According to the filing, the electronic properties of QDs are defined by their size and shape, meaning the colors emitted during excitation can be controlled through fabrication. Nanocrystal size and wavelength emission (more accurately bandgap energy) are inversely related, so the larger the QD, the smaller the emission frequency.
Applied to color, bigger dots will skew toward longer wavelengths like red, while smaller dots emit shorter, higher frequency wavelengths like violet. For example, a cadmium selenide quantum dot may be tuned to gradually reproducing the entire visible spectrum, ranging from approximately 460nm (blue) to 650nm (red). This ability to change color by varying nanocrystal size is unlike current phosphor- or organic-based LEDs, which emit light in a fixed spectrum.
In Apple's invention, as with other proposed implementations, a dichroic filter is disposed on a quantum dot-enhanced film (QDEF) in an red/blue/green (RGB) LCD display.
One embodiment calls for a non-QD light source that emits a blue light be combined with a light emitting layer of two QD groups, one red and one green. The layer, possibly a nano-film, is positioned above the first illumination source, thereby absorbing a portion of its blue light to emit red and green light. A second portion of the blue light is allowed to transmit through the QDEF.
The dichroic filter above the QDEF then reflects some of the transmitted blue light back down to be recycled, while allowing an even smaller portion through as white light.
In the embodiment discussed at length in patent application's body, the display also implements an LCD that controls passage of the aforementioned white light through color filters arranged in subpixels. This would provide extremely accurate color reproduction.
A less confusing way to imagine Apple's invention would be to follow light emitted by the LED backlight unit. First, a normal blue LED emits light that is sent to a light guide panel. The LGP evenly distributes the light to the back of an LCD panel with color filters arranged in subpixels.
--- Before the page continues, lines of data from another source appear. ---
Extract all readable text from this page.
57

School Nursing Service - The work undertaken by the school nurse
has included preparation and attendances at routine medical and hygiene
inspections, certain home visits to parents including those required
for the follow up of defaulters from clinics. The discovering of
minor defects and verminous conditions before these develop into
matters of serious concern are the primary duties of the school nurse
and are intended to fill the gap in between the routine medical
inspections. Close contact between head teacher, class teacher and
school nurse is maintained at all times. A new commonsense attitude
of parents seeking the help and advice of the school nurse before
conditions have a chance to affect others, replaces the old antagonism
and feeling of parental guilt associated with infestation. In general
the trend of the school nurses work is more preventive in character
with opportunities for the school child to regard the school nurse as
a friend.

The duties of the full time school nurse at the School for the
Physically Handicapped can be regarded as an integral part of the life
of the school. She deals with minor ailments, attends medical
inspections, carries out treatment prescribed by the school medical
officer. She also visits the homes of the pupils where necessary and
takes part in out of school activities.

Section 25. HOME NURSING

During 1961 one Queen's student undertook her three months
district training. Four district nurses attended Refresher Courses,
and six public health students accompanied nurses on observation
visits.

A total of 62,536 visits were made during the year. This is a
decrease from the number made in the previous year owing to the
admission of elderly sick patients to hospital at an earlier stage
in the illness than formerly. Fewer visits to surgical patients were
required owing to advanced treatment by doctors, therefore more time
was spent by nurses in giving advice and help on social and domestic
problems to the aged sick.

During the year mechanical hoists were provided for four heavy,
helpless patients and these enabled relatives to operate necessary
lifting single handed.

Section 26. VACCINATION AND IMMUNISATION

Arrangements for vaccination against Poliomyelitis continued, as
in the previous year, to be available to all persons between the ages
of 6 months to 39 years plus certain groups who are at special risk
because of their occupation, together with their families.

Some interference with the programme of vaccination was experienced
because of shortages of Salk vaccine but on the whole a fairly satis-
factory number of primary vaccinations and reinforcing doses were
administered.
At this point, instead of using phosphors to produce red and green light, the QDEF's quantum dots are brought to photoluminescence by the blue light, which consequently produces red and green light. The dichroic filter then reflects some of the blue light transmitted through the QDEF back to the QDEF, thereby increasing excitation and red/green output.
Color gamuts of QDEF displays compared to sRGB and Adobe RGB.
The filing goes on to explain how brightness can be boosted using prisms and other light forming techniques. Also noted in detail are candidate semiconductor materials from which QDs and QDEFs can be fabricated in a non-toxic manner.
It is unclear if or when Apple will use quantum dot technology in its devices, though the company has a history of delivering some of the best displays in the industry. Recently, however, the colors reproduced by the iPad mini with Retina display were found by one study to be less accurate than competing tablets, possibly leaving some room for improvement.
Apple's quantum dot-enhanced display patent application was first filed for in 2012 and credits Chenhua You as its inventor.